È vero che una società in accomandita semplice è più economica da costituire rispetto a una società a responsabilità limitata e che una società per azioni è più costosa di entrambe, ma ci sono alcuni altri fattori che non dovrebbero essere trascurati.
Uno di questi fattori è la questione della responsabilità. È relativamente noto che tutti i membri di una kkt. e i membri interni di una bt. sono responsabili dei debiti della società con tutto il loro patrimonio. Nel caso di una kft. e di una rt., il socio è responsabile solo di mettere a disposizione della società il contributo finanziario che si è impegnato a versare.
Società diverse hanno valori di prestigio diversi.

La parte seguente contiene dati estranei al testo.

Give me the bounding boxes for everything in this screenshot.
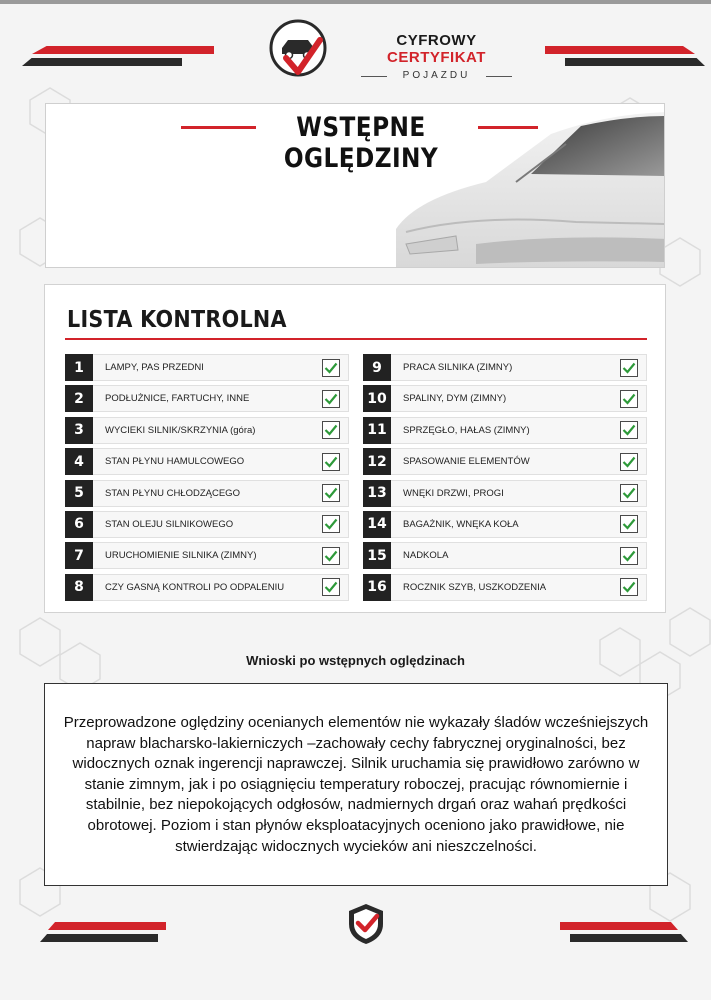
item-number: 10 [363,385,391,412]
checklist-item [363,511,647,538]
item-label: LAMPY, PAS PRZEDNI [105,362,204,373]
right-stripe-dark [565,58,705,66]
item-number: 16 [363,574,391,601]
checklist-item [65,574,349,601]
item-number: 11 [363,417,391,444]
checklist-item [65,354,349,381]
checklist-item [363,574,647,601]
checklist-item [65,385,349,412]
checklist-item [363,417,647,444]
item-label: BAGAŻNIK, WNĘKA KOŁA [403,518,519,530]
certificate-footer [0,900,711,960]
checkmark-icon [322,515,340,533]
car-front-image [376,104,665,268]
item-label: PODŁUŻNICE, FARTUCHY, INNE [105,393,250,405]
footer-right-stripe-dark [570,934,688,942]
banner-title: WSTĘPNE OGLĘDZINY [283,112,439,174]
item-label: URUCHOMIENIE SILNIKA (ZIMNY) [105,550,257,562]
checklist-item [363,385,647,412]
item-number: 4 [65,448,93,475]
item-label: SPALINY, DYM (ZIMNY) [403,393,507,405]
item-number: 15 [363,542,391,569]
checklist-title: LISTA KONTROLNA [67,307,287,333]
item-label: STAN PŁYNU HAMULCOWEGO [105,456,245,468]
checklist-card [44,284,666,613]
item-number: 8 [65,574,93,601]
checklist-item [363,480,647,507]
checkmark-icon [322,390,340,408]
banner-line-left [181,126,256,129]
footer-right-stripe-red [560,922,678,930]
right-stripe-red [545,46,695,54]
checkmark-icon [620,547,638,565]
brand-wordmark [349,32,524,81]
item-number: 2 [65,385,93,412]
item-number: 5 [65,480,93,507]
left-stripe-red [32,46,214,54]
checkmark-icon [322,453,340,471]
checklist-title-rule [65,338,647,340]
checklist-item [65,542,349,569]
checkmark-icon [322,484,340,502]
checkmark-icon [620,515,638,533]
checkmark-icon [620,453,638,471]
shield-check-icon [346,902,386,946]
checklist-item [65,511,349,538]
checklist-item [363,354,647,381]
checkmark-icon [620,390,638,408]
brand-title-part1: CYFROWY [396,32,477,49]
item-label: SPRZĘGŁO, HAŁAS (ZIMNY) [403,424,530,436]
item-label: STAN OLEJU SILNIKOWEGO [105,518,234,530]
shield-car-logo-icon [268,18,328,82]
item-number: 3 [65,417,93,444]
checkmark-icon [620,359,638,377]
item-number: 1 [65,354,93,381]
checkmark-icon [620,484,638,502]
conclusions-text: Przeprowadzone oględziny ocenianych elementów nie wykazały śladów wcześniejszych napraw blacharsko-lakierniczych –zachowały cechy fabrycznej oryginalności, bez widocznych oznak ingerencji naprawczej. Silnik uruchamia się prawidłowo zarówno w stanie zimnym, jak i po osiągnięciu temperatury roboczej, pracując równomiernie i stabilnie, bez niepokojących odgłosów, nadmiernych drgań oraz wahań prędkości obrotowej. Poziom i stan płynów eksploatacyjnych oceniono jako prawidłowe, nie stwierdzając widocznych wycieków ani nieszczelności. [44,683,668,886]
checklist-item [65,480,349,507]
checklist-item [363,542,647,569]
item-label: ROCZNIK SZYB, USZKODZENIA [403,581,547,593]
certificate-header [0,8,711,90]
checkmark-icon [322,578,340,596]
item-label: SPASOWANIE ELEMENTÓW [403,456,530,468]
item-number: 6 [65,511,93,538]
left-stripe-dark [22,58,182,66]
brand-subtitle: POJAZDU [349,70,524,81]
item-label: WNĘKI DRZWI, PROGI [403,487,504,499]
item-number: 12 [363,448,391,475]
checklist-item [65,417,349,444]
conclusions-heading: Wnioski po wstępnych oględzinach [246,653,465,668]
checkmark-icon [322,359,340,377]
item-label: PRACA SILNIKA (ZIMNY) [403,362,513,373]
item-label: NADKOLA [403,550,449,562]
footer-left-stripe-dark [40,934,158,942]
item-label: WYCIEKI SILNIK/SKRZYNIA (góra) [105,424,256,436]
checkmark-icon [322,421,340,439]
brand-title [349,32,524,66]
checklist-item [363,448,647,475]
item-number: 9 [363,354,391,381]
footer-left-stripe-red [48,922,166,930]
checkmark-icon [620,421,638,439]
checkmark-icon [322,547,340,565]
checkmark-icon [620,578,638,596]
item-number: 14 [363,511,391,538]
checklist-item [65,448,349,475]
item-label: CZY GASNĄ KONTROLI PO ODPALENIU [105,581,285,593]
item-number: 7 [65,542,93,569]
inspection-banner [45,103,665,268]
checklist-column-right [363,354,647,605]
item-label: STAN PŁYNU CHŁODZĄCEGO [105,487,240,499]
top-border [0,0,711,4]
brand-title-accent: CERTYFIKAT [387,49,486,66]
checklist-column-left [65,354,349,605]
item-number: 13 [363,480,391,507]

Pertanto, laddove è particolarmente importante conquistare la fiducia dei clienti, è più consigliabile costituire una società a responsabilità limitata o una società per azioni.
Non vale la pena costituire una società pensando che per il momento andrà bene e che si potrà sempre trasformarla in un secondo momento (ad esempio da una società in accomandita semplice a una società a responsabilità limitata). La trasformazione è molto più costosa e richiede più tempo rispetto alla costituzione di una nuova società, quindi vale sicuramente la pena costituire una società che soddisfi le esigenze dei suoi membri per un lungo periodo.